Die Delegierten beim Parteitag in Cleveland haben Donald Trump erwartungsgemäß mit großer Mehrheit zum Präsidentschaftskandidaten der Republikaner gekürt. Um 19:11 Uhr Ortszeit erreichte der Unternehmer in der offiziellen Stimmzählung der Bundesstaaten unter großem Jubel die notwendigen 1237 Delegierten.
Durch eine Änderung der Zähl-Reihenfolge konnte die Delegation von Trumps Heimatstaat New York, genauer gesagt ihr Sprecher Donald Trump Jr. (der Sohn des Kandidaten), die entscheidenden Stimmen verkünden. Insgesamt erhielt Trump 1775 Delegierte, die 774 Gegenstimmen sind jedoch die meisten in der Geschichte republikanischer Kandidaten. Dass beispielsweise Ohios Gouverneur John Kasich weigerte, die Delegierten seines Heimatstaats für Trump stimmen zu lassen, spiegelt den zerrissenen Zustand der Partei wieder.
Trump hat sich zuvor in einem rücksichtslos geführten parteiinternen Wahlkampf an die Spitze geboxt. Er wird nun im November voraussichtlich gegen die Demokratin Hillary Clinton antreten, die in der kommenden Woche auf einem Parteitag der Demokraten offiziell zur Spitzenkandidatin gewählt werden soll.
In der republikanischen Partei gab und gibt es immer noch starke Vorbehalte gegen Trump. Einige seiner Gegner halten sich von dem Parteitag in Cleveland fern, darunter republikanische Größen wie die Bush-Familie.
Auch etliche respektierte republikanische Senatoren bleiben (nach eigenen Angaben) lieber daheim um zu angeln oder den Rasen zu mähen. Mit ihrem Präsidentschaftskandidaten wollen sie nicht gesehen werden. Die #NeverTrump-Bewegung versuchte eine Änderung der Abstimmungsregeln zu erwirken, um Trump in letzter Minute zu verhindern. Ohne Erfolg.
Trump polarisiert insbesondere durch seine scharfe Rhethorik. Im Vorwahlkampf hatte er seine Gegner Marco Rubio und Ted Cruz als Schulbuben und Lügner lächerlich gemacht, als "Little Marco" und "Lyin' Ted"; Clinton nennt er stets nur "Crooked Hillary", übersetzt etwa: die kriminelle Hillary. Er hat damit das Niveau der politischen Auseinandersetzung in den USA, die seit Jahren immer giftiger und unversöhnlicher wird, auf ein neues Tief abgesenkt.
Nicht nur in seiner Partei, auch in der Gesellschaft hat Trump Streit und Spaltung gesät. Millionen legale und illegale Einwanderer aus Lateinamerika bezeichnete er pauschal als Kriminelle und Vergewaltiger, die er abschieben werde.

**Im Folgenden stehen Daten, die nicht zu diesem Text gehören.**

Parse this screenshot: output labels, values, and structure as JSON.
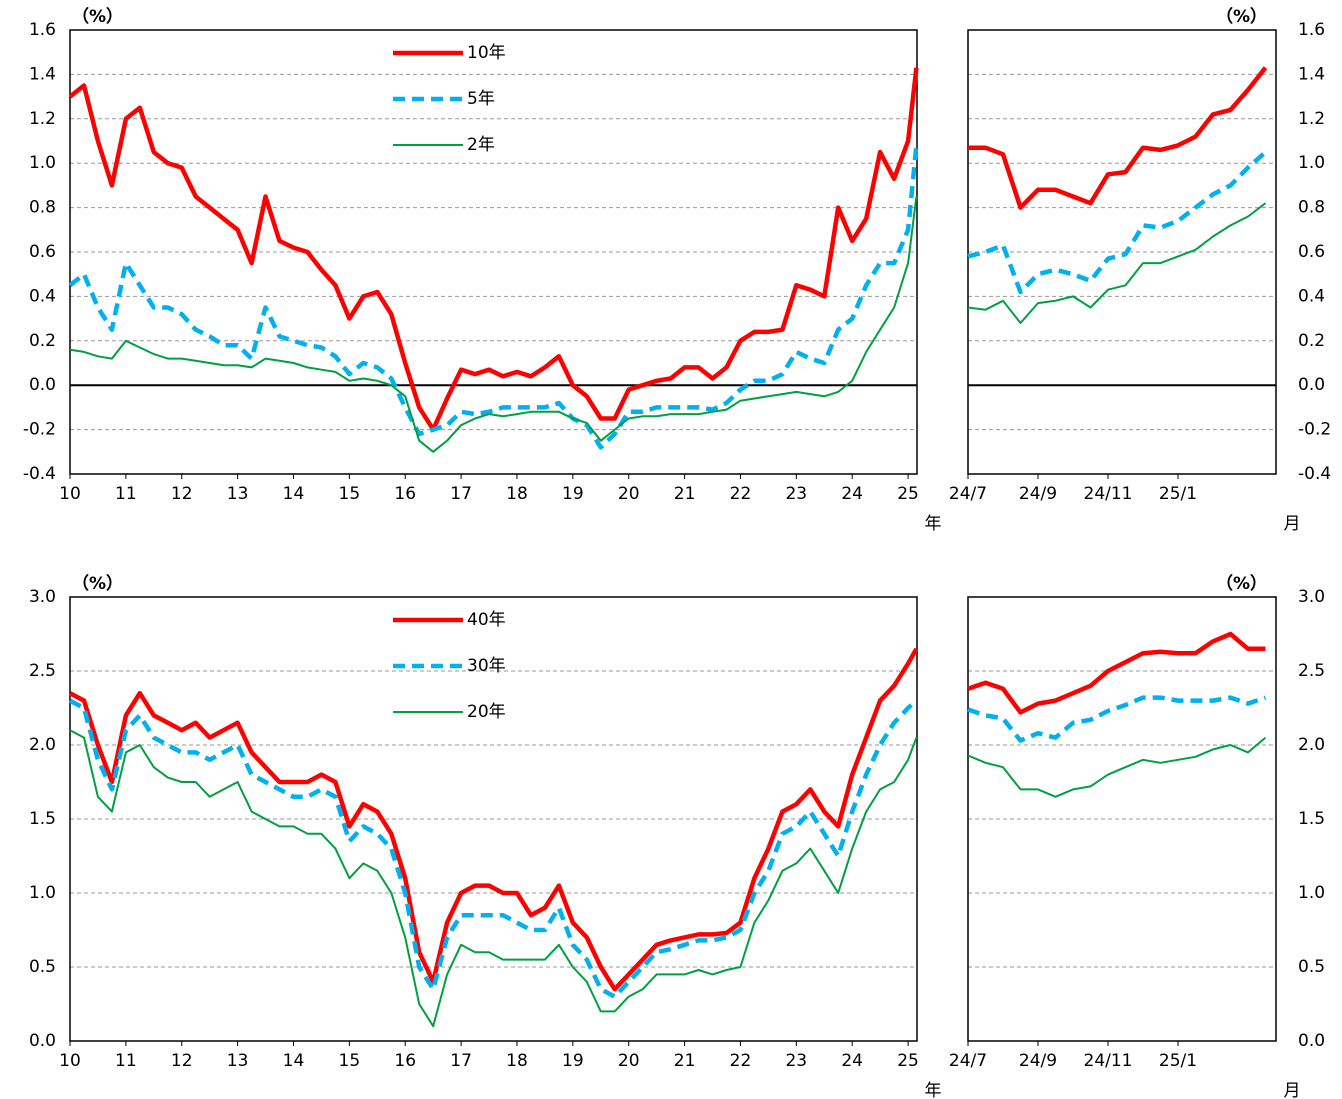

Als Reaktion auf islamistisch motivierte Attentate kündigte er an, Muslimen die Einreise in die USA zu verbieten - eine Idee, die Trumps Vizekandidat Mike Pence, der konservative Gouverneur von Indiana, als illegal und unsinnig bezeichnete.
Auch die jüngsten Gewalttaten zwischen Weißen und Schwarzen hat Trump vor allem genutzt, um Clinton und Präsident Barack Obama Führungsschwäche vorzuwerfen, implizit die Angst der Weißen vor schwarzen Kriminellen zu schüren und sich selbst als der Kandidat für Ordnung und Sicherheit darzustellen.
In keiner seiner Reden hat Trump bisher erklärt, wie - oder überhaupt dass - er die tiefen Gräben in den USA zwischen Armen und Reichen, Weißen und Minderheiten, Rechten und Linken zuschütten will.
Trump sticht damit sogar von einem so umstrittenen Republikaner wie George W. Bush ab, der in seinen Wahlkämpfen zumindest den Anspruch formulierte, Präsident aller Amerikaner sein zu wollen. Von Obamas ständigen Appellen an die Gesellschaft zu Versöhnung und Zusammenhalt ist Trump meilenweit entfernt.